During the route-engine restart, on the facing router you can see the route is going to “stale” status. This means the route is kept in the forwarding table during the BGP restart on the firewalls.
{master:0}
root@ex1> show route 41.41.41.0 table inet.0 detail
inet.0: 13 destinations, 16 routes (13 active, 0 holddown, 0 hidden)
Restart Complete
41.41.41.0/24 (1 entry, 1 announced)
*BGP Preference: 170/-101
Next hop type: Indirect
Next-hop reference count: 3
Source: 100.100.100.6
Next hop type: Router, Next hop index: 1414
Next hop: 100.100.100.6 via vlan.100, selected
Protocol next hop: 100.100.100.6
Indirect next hop: 284f4b0 131073
State: <Active Int Ext>
Local AS: 65000 Peer AS: 65000
Age: 3:41 Metric2: 0
Task: BGP_65000.100.100.100.6
Announcement bits (3): 0-KRT 1-BGP RT Background 2-Resolve tree 1
AS path: I
Stale Accepted
Localpref: 100
Router ID: 41.41.41.1
You can also see on the neighbour details that graceful restart is enabled
{master:0}
root@ex1> show bgp neighbor 100.100.100.6
Peer: 100.100.100.6+57493 AS 65000 Local: 100.100.100.1+179 AS 65000
Type: Internal State: Established (route reflector client)Flags:
Last State: OpenConfirm Last Event: RecvKeepAlive
Last Error: None
Export: [ CON2BGP ]
Options:
Address families configured: inet-unicast inet6-unicast
Holdtime: 90 Preference: 170
Number of flaps: 3
Last flap event: Restart
Error: 'Cease' Sent: 0 Recv: 1
Peer ID: 41.41.41.1 Local ID: 1.1.1.1 Active Holdtime: 90
Keepalive Interval: 30 Peer index: 2
BFD: disabled, down
NLRI for restart configured on peer: inet-unicast inet6-unicast
NLRI advertised by peer: inet-unicast
NLRI for this session: inet-unicast
Peer supports Refresh capability (2)
Restart time configured on the peer: 120
Stale routes from peer are kept for: 300
Restart time requested by this peer: 120
Restart flag received from the peer: Restarting
NLRI that peer supports restart for: inet-unicast
NLRI peer can save forwarding state: inet-unicast
NLRI that peer saved forwarding for: inet-unicast
NLRI that restart is negotiated for: inet-unicast
NLRI of received end-of-rib markers: inet-unicast
NLRI of all end-of-rib markers sent: inet-unicast
Peer supports 4 byte AS extension (peer-as 65000)
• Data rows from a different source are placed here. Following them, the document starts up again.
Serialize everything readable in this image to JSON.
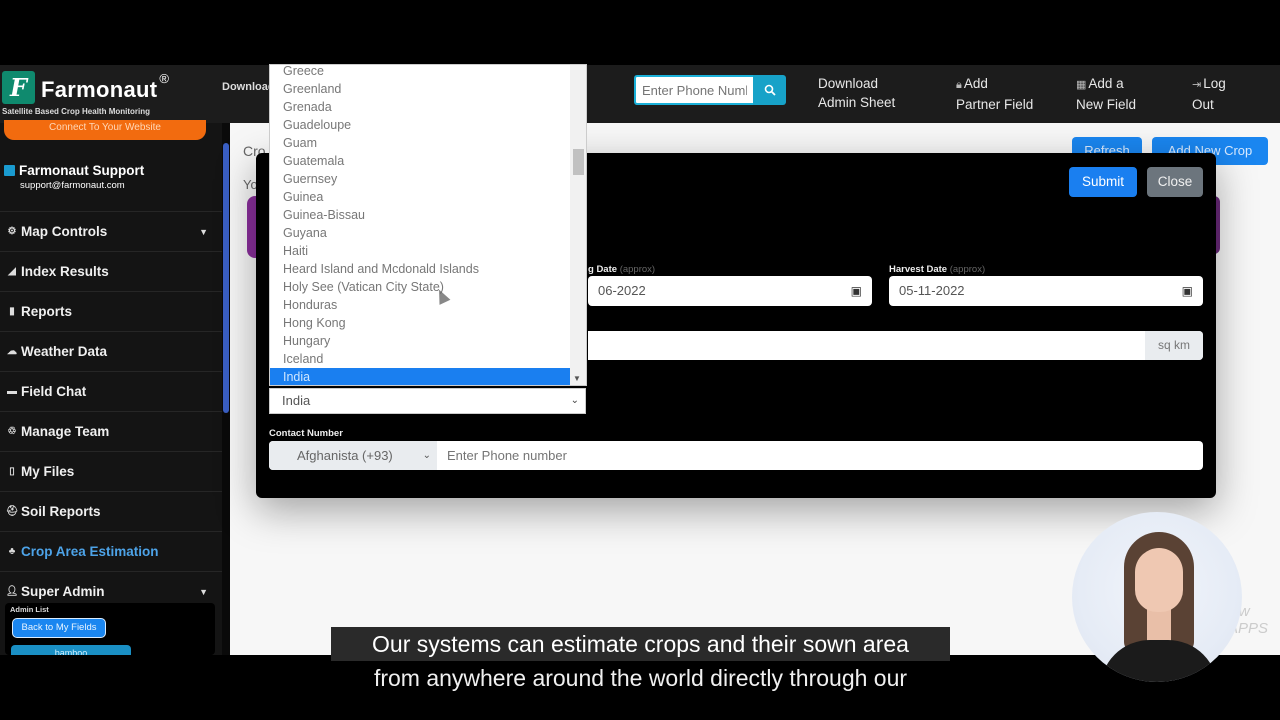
{
  "app": {
    "brand": "Farmonaut",
    "brand_mark": "®",
    "logo_letter": "F",
    "tagline": "Satellite Based Crop Health Monitoring",
    "download_results": "Download Results of"
  },
  "topnav": {
    "search_placeholder": "Enter Phone Number",
    "search_icon": "search-icon",
    "links": [
      {
        "icon": "",
        "line1": "Download",
        "line2": "Admin Sheet"
      },
      {
        "icon": "lock-icon",
        "line1": "Add",
        "line2": "Partner Field"
      },
      {
        "icon": "map-icon",
        "line1": "Add a",
        "line2": "New Field"
      },
      {
        "icon": "logout-icon",
        "line1": "Log",
        "line2": "Out"
      }
    ]
  },
  "sidebar": {
    "connect_button": "Connect To Your Website",
    "support": {
      "name": "Farmonaut Support",
      "email": "support@farmonaut.com"
    },
    "items": [
      {
        "label": "Map Controls",
        "icon": "gear-icon",
        "has_caret": true
      },
      {
        "label": "Index Results",
        "icon": "chart-icon"
      },
      {
        "label": "Reports",
        "icon": "clipboard-icon"
      },
      {
        "label": "Weather Data",
        "icon": "cloud-icon"
      },
      {
        "label": "Field Chat",
        "icon": "chat-icon"
      },
      {
        "label": "Manage Team",
        "icon": "team-icon"
      },
      {
        "label": "My Files",
        "icon": "file-icon"
      },
      {
        "label": "Soil Reports",
        "icon": "soil-icon"
      },
      {
        "label": "Crop Area Estimation",
        "icon": "crop-icon",
        "active": true
      },
      {
        "label": "Super Admin",
        "icon": "user-icon",
        "has_caret": true
      }
    ],
    "admin_list_label": "Admin List",
    "back_button": "Back to My Fields",
    "bamboo_button": "bamboo"
  },
  "main": {
    "title_partial": "Cro",
    "subtitle_partial": "Yo",
    "refresh_button": "Refresh",
    "add_new_crop_button": "Add New Crop"
  },
  "modal": {
    "submit_button": "Submit",
    "close_button": "Close",
    "sowing_date_label": "g Date",
    "sowing_date_value": "06-2022",
    "harvest_date_label": "Harvest Date",
    "approx_label": "(approx)",
    "harvest_date_value": "05-11-2022",
    "area_unit": "sq km",
    "country_selected": "India",
    "contact_label": "Contact Number",
    "country_code": "Afghanista (+93)",
    "phone_placeholder": "Enter Phone number"
  },
  "country_dropdown": {
    "options": [
      "Greece",
      "Greenland",
      "Grenada",
      "Guadeloupe",
      "Guam",
      "Guatemala",
      "Guernsey",
      "Guinea",
      "Guinea-Bissau",
      "Guyana",
      "Haiti",
      "Heard Island and Mcdonald Islands",
      "Holy See (Vatican City State)",
      "Honduras",
      "Hong Kong",
      "Hungary",
      "Iceland",
      "India"
    ],
    "selected": "India"
  },
  "captions": {
    "line1": "Our systems can estimate crops and their sown area",
    "line2": "from anywhere around the world directly through our"
  },
  "watermark": {
    "line1": "ww",
    "line2": "APPS"
  },
  "colors": {
    "primary": "#1a7ff0",
    "brand_green": "#0f8a6e",
    "connect_orange": "#f26b0f",
    "active_menu": "#4da3e8",
    "search_teal": "#17a2c8"
  }
}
Peer does not support Addpath
Table inet.0 Bit: 10000
RIB State: BGP restart is complete
Send state: in sync
Active prefixes: 1
Received prefixes: 1
Accepted prefixes: 1
Suppressed due to damping: 0
Advertised prefixes: 5
Last traffic (seconds): Received 1 Sent 8 Checked 14
Input messages: Total 11 Updates 2 Refreshes 0 Octets 286
Output messages: Total 14 Updates 5 Refreshes 0 Octets 534
Output Queue[0]: 0
As you can see, enabling graceful-restart is very easy to configure and can reduce dramatically the downtime in your network… So do not hesitate to activate it!